Warm Ocean Water Is Causing Greenland’s Glaciers to Melt Faster, According to a Study

Higher air temperatures aren't the only reason glaciers in Greenland are melting.

While the oldest and thickest ice is thawing twice as fast as other ice in the Arctic Ocean, glaciers now appear to be threatened from below as well. According to a study published in the journal Nature Geoscience, Greeland's glaciers are melting at a faster rate due to warm ocean water moving underneath them.

“The reason for the intensified melting is now clear," Janin Schaffer, an oceanographer from the Alfred Wegener Institute in Germany, said in a statement, according to CNN.

The study examined the 79° North Glacier in northeast Greenland. According to researchers, the loss of mass from the Greenland ice sheet currently accounts for about 25 percent of the rise of global sea levels.

Researchers studied a 50-mile-long ice tongue, or “strip of ice that floats on the water without breaking off from the ice on land,” CNN reported.

According to the network, an underwater current bringing warm water from the Atlantic Ocean causes heat to come into contact with the ice, making the melting process faster. The current is more than a mile wide.

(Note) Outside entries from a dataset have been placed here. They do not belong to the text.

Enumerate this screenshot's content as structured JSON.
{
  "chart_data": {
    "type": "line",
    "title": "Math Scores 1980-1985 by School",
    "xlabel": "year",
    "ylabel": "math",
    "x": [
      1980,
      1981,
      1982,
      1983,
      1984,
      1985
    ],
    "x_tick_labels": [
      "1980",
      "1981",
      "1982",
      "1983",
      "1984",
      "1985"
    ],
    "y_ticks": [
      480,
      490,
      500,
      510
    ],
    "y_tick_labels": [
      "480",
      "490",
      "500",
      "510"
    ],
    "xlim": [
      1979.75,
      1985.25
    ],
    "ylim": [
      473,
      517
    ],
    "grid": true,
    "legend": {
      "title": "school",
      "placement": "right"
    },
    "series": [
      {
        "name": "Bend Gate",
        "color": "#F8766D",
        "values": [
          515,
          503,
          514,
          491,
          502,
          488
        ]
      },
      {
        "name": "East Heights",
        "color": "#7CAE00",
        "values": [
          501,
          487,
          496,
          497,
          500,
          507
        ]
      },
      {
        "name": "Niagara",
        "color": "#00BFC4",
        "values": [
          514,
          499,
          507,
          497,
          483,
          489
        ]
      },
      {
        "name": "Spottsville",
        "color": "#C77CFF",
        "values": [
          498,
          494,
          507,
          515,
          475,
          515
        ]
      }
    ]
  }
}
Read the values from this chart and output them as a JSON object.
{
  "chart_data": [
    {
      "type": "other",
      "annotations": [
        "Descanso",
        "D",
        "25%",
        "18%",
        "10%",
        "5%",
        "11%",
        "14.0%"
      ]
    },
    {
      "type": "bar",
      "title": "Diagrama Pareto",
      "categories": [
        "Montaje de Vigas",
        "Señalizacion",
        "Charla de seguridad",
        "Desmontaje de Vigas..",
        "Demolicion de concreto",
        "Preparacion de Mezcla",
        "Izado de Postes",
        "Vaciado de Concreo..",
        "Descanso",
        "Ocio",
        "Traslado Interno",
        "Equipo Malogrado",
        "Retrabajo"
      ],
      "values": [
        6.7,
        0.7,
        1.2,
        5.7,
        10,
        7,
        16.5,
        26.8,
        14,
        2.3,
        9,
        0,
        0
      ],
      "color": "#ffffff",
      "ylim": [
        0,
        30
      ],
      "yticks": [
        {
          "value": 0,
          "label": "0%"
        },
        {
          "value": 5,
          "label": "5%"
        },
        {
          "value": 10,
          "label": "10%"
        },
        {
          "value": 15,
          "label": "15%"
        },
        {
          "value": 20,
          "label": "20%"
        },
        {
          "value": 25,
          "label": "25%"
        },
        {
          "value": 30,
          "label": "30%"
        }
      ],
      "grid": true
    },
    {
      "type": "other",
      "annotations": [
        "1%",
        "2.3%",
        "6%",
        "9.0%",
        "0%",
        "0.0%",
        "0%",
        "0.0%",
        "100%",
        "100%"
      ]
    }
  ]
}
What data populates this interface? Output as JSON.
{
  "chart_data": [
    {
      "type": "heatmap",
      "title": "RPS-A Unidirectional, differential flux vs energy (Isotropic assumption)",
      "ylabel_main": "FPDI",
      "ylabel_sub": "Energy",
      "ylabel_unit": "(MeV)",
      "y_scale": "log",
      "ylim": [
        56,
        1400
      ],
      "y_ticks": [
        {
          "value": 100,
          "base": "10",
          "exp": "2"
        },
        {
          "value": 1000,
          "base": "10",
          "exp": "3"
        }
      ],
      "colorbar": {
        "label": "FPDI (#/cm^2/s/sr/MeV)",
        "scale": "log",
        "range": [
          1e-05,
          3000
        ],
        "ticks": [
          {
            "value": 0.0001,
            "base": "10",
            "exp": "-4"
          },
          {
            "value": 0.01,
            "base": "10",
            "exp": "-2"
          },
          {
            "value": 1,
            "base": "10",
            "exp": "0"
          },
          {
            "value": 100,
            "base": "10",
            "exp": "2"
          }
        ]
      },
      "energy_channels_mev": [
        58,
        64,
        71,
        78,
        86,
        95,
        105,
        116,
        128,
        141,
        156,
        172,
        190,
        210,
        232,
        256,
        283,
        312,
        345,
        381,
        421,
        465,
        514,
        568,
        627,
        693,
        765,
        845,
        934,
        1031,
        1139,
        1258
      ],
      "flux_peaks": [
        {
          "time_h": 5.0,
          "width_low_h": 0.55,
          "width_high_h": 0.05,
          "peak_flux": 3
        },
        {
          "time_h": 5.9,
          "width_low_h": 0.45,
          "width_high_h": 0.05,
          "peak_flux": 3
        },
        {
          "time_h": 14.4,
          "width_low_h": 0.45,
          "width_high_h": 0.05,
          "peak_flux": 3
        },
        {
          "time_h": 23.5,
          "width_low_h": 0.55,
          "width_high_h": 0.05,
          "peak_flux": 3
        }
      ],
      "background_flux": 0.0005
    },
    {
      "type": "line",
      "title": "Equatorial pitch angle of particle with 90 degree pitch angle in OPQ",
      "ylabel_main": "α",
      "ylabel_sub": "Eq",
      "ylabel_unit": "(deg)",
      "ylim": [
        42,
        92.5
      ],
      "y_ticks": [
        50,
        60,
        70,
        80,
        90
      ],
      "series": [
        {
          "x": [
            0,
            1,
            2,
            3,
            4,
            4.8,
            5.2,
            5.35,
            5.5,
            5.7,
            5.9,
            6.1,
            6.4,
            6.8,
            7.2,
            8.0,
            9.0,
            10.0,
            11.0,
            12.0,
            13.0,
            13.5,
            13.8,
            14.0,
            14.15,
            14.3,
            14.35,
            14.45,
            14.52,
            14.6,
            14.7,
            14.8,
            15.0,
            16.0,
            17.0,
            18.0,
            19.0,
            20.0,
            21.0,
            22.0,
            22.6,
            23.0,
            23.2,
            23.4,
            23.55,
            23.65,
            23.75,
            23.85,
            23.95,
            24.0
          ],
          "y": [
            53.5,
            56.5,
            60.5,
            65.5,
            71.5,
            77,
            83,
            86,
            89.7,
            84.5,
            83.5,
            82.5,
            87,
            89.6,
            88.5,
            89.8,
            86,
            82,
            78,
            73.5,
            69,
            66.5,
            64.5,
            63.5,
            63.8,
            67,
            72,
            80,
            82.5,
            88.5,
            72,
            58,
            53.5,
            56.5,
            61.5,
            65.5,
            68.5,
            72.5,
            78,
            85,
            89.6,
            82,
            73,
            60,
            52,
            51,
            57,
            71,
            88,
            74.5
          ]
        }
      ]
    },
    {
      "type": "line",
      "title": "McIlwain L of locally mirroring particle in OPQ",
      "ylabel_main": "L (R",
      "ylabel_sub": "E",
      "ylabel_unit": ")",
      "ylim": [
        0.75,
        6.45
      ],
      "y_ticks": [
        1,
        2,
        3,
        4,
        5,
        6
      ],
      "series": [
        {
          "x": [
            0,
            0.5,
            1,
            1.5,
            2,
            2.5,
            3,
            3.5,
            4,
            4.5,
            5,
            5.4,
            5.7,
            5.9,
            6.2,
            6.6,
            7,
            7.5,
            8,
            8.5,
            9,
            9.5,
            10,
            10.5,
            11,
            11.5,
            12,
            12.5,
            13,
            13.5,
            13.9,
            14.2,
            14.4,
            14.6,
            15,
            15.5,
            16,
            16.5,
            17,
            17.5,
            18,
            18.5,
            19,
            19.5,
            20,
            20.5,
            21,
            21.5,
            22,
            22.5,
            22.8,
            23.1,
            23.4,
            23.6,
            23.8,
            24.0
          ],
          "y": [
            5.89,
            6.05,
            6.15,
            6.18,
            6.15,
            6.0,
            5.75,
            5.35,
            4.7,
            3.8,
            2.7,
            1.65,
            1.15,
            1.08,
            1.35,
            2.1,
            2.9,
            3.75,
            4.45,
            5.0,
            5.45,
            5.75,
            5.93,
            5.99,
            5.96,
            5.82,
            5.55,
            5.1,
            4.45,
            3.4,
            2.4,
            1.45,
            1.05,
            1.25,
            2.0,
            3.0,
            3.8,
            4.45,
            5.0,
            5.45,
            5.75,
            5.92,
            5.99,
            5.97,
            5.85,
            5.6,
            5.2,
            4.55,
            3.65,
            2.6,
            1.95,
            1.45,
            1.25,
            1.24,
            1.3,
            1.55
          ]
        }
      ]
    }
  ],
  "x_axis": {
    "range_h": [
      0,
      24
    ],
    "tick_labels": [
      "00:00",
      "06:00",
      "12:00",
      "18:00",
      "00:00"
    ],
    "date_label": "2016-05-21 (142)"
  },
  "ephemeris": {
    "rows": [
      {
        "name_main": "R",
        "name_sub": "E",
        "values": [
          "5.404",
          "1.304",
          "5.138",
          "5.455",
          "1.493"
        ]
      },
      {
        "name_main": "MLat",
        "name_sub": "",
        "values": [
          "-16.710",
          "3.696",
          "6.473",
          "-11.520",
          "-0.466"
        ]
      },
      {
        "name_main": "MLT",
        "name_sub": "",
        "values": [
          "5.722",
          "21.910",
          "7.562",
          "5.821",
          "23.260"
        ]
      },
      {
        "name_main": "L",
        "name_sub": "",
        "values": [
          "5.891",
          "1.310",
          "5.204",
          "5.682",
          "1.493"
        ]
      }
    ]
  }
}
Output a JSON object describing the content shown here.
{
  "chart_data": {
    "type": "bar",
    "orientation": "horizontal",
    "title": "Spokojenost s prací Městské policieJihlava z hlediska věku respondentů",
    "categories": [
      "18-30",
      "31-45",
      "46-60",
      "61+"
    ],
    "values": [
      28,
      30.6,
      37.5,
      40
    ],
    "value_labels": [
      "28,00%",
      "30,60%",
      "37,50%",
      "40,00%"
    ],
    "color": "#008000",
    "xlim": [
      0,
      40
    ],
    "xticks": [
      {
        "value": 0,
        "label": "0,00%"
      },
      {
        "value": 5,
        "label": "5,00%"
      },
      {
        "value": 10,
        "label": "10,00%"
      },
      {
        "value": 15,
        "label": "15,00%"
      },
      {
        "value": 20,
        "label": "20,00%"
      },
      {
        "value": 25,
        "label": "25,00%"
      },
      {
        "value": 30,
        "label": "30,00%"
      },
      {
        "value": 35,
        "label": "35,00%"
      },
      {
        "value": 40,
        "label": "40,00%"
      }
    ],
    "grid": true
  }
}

A similar current was also discovered near a different glacier in Greenland, CNN reported. In that case, a large ice tongue has already broken off into the ocean.

Richard S Jones/Alfred Wegener Institute
Richard S Jones/Alfred Wegener Institute

A separate study published in Nov. 2019 warned that the Arctic could become ice-free in the summers as early as 2030. That prediction came as researchers discovered that older ice — or ice that is more than five years old and measures more than 13 feet thick — is melting, likely affected by ocean currents and atmospheric winds.

Melting ice has become an all too regular occurrence in the last several years, revealing landscapes, plants, and animals that people haven’t seen for thousands of years.